Edward mengikuti langkah Brandon menuju arah Butik yang dia kenal, tanpa curiga dia turut masuk ke dalam. Dan di sambut oleh sang pemilik butik.


“Silahkan masuk Pak Brandon, modelnya sudah mulai sesi pemotretan di studio,” ucap Tante Feby.


“Ini-----!”


“Ini teman saya Edward,” sela Brandon, memperkenalkannya, pikir dia......Edward baru pertama kali ke Butik tersebut.


Tante Feby terlihat kagok “selamat datang Pak Edward.” Pura-pura baru mengenal Edward.


Edward hanya membalas dengan senyum tipisnya.


Karyawan butik mengantar tamunya ke studio yang berada di dalam butik Tante Feby.


Gadis cantik terlihat anggun bergaya, mengikuti arahan sang fotografer, tanpa di sadari gadis itu mata Edward menatap tajam ke arah gadis tersebut.



Sungguh munafik jika Edward tidak terpesona dengan kecantikan Ghina, hanya di poles makeup di wajahnya yang sudah cantik natural, semakin bertambah aura yang terpancar dari wajah Ghina.


🌹🌹


Kakak Readers yang cantik dan ganteng, terima kasih sudah mengikuti cerita novel Istri Yang Tak Dianggap.
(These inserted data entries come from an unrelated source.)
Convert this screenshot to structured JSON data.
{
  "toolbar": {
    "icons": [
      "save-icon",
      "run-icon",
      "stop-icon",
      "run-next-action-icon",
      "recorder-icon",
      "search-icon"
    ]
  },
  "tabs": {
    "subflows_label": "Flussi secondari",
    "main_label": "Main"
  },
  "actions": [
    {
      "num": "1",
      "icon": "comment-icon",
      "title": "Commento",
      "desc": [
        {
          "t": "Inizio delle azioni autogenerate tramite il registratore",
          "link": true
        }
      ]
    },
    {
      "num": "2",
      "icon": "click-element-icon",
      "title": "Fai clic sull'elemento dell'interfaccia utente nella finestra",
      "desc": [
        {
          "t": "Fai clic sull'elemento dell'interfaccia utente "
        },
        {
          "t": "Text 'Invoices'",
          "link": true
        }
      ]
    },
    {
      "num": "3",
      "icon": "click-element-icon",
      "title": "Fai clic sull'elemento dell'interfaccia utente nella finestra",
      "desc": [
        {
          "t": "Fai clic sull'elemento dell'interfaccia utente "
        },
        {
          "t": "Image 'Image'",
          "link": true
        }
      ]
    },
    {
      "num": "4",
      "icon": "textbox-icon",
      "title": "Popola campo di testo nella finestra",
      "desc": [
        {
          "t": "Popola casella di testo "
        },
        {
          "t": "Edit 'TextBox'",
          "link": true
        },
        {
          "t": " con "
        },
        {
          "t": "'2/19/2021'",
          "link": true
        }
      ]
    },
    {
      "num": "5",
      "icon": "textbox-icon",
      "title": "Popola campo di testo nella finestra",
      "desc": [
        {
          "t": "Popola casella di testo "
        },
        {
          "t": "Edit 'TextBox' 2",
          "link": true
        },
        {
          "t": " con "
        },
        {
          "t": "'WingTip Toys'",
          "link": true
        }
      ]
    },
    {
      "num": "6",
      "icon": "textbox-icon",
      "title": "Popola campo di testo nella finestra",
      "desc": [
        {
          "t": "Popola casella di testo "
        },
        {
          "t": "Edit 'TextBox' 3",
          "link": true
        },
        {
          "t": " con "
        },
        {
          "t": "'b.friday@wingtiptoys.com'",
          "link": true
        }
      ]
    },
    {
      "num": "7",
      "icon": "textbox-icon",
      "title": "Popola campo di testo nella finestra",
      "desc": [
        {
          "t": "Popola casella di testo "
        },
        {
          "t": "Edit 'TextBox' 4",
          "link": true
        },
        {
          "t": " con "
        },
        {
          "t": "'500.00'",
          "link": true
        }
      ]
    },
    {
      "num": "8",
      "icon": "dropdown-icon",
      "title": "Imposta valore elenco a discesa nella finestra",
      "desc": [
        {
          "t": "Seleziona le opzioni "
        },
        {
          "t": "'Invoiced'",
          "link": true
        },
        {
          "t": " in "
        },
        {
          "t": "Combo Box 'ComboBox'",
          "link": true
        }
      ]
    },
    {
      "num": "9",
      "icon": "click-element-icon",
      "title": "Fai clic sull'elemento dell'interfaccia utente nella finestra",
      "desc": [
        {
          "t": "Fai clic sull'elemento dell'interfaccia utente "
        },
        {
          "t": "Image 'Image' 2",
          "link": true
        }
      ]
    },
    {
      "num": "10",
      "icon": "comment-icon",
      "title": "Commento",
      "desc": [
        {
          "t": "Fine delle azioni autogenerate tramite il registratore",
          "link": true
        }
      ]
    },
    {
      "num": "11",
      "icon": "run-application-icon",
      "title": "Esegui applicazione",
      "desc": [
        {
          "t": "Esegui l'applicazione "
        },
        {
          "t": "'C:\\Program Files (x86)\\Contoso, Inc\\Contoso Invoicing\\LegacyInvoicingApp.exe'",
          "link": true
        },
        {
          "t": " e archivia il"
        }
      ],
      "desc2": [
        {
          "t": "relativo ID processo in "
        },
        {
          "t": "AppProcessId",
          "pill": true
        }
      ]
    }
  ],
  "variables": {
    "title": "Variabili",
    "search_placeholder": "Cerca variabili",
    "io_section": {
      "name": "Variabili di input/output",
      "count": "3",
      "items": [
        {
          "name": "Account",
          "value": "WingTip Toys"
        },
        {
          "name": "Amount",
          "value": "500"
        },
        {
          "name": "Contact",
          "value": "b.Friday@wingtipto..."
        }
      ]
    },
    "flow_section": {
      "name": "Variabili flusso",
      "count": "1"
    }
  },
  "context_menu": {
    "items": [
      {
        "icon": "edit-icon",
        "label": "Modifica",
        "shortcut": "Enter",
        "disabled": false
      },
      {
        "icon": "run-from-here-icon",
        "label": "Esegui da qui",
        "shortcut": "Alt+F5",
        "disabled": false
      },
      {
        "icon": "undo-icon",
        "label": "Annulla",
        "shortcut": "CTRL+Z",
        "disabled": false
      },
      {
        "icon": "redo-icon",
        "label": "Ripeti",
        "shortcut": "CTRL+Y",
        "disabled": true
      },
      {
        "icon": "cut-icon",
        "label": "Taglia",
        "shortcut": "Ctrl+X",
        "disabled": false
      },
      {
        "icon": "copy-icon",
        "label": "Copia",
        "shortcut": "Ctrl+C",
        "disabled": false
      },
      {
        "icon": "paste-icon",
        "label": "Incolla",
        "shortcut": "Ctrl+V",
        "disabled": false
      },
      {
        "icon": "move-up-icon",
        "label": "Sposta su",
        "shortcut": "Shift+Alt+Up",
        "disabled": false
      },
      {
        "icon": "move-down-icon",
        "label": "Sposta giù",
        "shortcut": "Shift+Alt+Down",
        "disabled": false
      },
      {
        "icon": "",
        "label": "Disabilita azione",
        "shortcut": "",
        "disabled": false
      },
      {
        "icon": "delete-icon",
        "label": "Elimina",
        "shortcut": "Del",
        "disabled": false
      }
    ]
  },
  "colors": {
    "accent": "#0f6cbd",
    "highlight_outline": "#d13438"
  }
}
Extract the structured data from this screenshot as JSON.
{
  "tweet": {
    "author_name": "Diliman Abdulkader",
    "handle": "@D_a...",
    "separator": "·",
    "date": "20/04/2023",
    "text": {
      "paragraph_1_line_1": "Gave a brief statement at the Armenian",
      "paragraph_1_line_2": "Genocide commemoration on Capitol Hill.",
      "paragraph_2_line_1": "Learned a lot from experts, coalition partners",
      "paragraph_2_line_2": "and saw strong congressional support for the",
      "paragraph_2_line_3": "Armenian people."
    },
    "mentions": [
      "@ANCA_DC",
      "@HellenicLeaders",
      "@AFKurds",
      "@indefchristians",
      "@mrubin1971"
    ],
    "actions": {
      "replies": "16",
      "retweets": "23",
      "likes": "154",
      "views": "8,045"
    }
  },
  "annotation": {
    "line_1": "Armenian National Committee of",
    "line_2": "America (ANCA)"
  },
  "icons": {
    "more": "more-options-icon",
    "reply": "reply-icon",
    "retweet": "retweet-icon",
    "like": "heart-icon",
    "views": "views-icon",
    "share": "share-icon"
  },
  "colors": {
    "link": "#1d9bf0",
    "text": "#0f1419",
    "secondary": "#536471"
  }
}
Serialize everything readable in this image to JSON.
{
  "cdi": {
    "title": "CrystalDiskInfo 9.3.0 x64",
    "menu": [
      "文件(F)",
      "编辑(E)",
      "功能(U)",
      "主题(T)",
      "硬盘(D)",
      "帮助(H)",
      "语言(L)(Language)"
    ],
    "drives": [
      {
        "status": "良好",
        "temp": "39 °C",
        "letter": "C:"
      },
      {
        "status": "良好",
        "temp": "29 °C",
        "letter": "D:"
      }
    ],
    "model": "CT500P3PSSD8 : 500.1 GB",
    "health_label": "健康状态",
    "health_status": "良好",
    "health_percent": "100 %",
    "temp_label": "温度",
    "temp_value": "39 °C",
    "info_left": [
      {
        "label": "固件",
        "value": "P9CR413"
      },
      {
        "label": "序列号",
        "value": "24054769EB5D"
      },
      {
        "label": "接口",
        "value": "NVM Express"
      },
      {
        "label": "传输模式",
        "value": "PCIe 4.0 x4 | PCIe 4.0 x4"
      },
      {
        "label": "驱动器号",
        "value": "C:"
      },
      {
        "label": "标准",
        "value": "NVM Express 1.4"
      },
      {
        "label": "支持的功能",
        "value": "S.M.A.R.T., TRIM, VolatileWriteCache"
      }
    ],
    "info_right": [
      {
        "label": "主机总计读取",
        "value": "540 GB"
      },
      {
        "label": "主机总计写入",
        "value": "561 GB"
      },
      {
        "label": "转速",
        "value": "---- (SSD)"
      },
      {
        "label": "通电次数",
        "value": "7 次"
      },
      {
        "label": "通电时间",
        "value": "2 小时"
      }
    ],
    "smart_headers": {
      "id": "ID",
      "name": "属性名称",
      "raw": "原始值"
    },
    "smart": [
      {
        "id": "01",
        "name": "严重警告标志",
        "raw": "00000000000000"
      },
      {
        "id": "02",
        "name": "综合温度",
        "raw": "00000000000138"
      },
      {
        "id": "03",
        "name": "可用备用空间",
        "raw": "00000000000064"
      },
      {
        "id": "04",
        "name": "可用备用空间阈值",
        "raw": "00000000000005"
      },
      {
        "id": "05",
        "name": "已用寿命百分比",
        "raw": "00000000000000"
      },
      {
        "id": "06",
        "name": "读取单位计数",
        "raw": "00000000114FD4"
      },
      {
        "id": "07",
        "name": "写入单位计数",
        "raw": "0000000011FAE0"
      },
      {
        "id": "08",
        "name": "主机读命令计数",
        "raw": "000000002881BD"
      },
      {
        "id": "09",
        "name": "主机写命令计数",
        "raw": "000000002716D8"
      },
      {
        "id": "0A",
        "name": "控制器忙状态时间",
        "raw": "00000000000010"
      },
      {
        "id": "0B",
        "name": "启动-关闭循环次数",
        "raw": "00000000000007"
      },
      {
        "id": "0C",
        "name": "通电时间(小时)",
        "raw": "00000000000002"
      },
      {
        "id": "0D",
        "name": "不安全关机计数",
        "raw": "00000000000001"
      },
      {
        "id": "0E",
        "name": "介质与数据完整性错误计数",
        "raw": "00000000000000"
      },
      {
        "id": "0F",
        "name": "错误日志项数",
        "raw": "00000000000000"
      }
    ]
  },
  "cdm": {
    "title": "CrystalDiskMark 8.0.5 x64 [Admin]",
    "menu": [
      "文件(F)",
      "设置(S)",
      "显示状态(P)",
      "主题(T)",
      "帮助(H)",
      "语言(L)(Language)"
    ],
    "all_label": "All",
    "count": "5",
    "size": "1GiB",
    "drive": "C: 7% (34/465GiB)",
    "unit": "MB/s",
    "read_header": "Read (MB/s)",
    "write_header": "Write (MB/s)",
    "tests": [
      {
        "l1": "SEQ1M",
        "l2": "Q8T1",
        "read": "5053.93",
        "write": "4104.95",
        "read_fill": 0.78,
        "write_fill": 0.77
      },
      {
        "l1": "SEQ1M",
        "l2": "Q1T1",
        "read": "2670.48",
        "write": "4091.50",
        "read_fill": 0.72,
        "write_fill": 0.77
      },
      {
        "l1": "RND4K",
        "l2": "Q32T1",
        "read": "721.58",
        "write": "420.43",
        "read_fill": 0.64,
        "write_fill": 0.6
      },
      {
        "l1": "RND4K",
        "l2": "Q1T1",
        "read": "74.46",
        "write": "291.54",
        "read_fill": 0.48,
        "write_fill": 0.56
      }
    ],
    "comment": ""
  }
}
Di sini saya mau menjawab beberapa komentar dari kakak reader nih.


R : Kok lama amat terbongkarnya, terus kapan Opa menjemput Ghina?


S: Masalah terbongkar ada tahapnya. Opa Thalib selain menunggu waktu yang di janjikan, Opa juga menunggu pemicu konflik yang membuat Opa datang di saat konflik itu muncul, hingga akhirnya Ghina akan di bawa pergi dari Om Edward.


R : Kok lama amat, kapan Ghina sama Edward pisah?


S: jika berpisah tapi tidak ada kenangan yang mengena di hati Edward, rasanya rugi sekali. Di satu sisi Ghina tersakiti. Tapi Edward belum merasakan sakit di hatinya. Jadi mohon bersabar dulu, biarkan mereka berdua membuat kenangan yang akan selalu di ingat khususnya Edward, walau kenangan itu pahit.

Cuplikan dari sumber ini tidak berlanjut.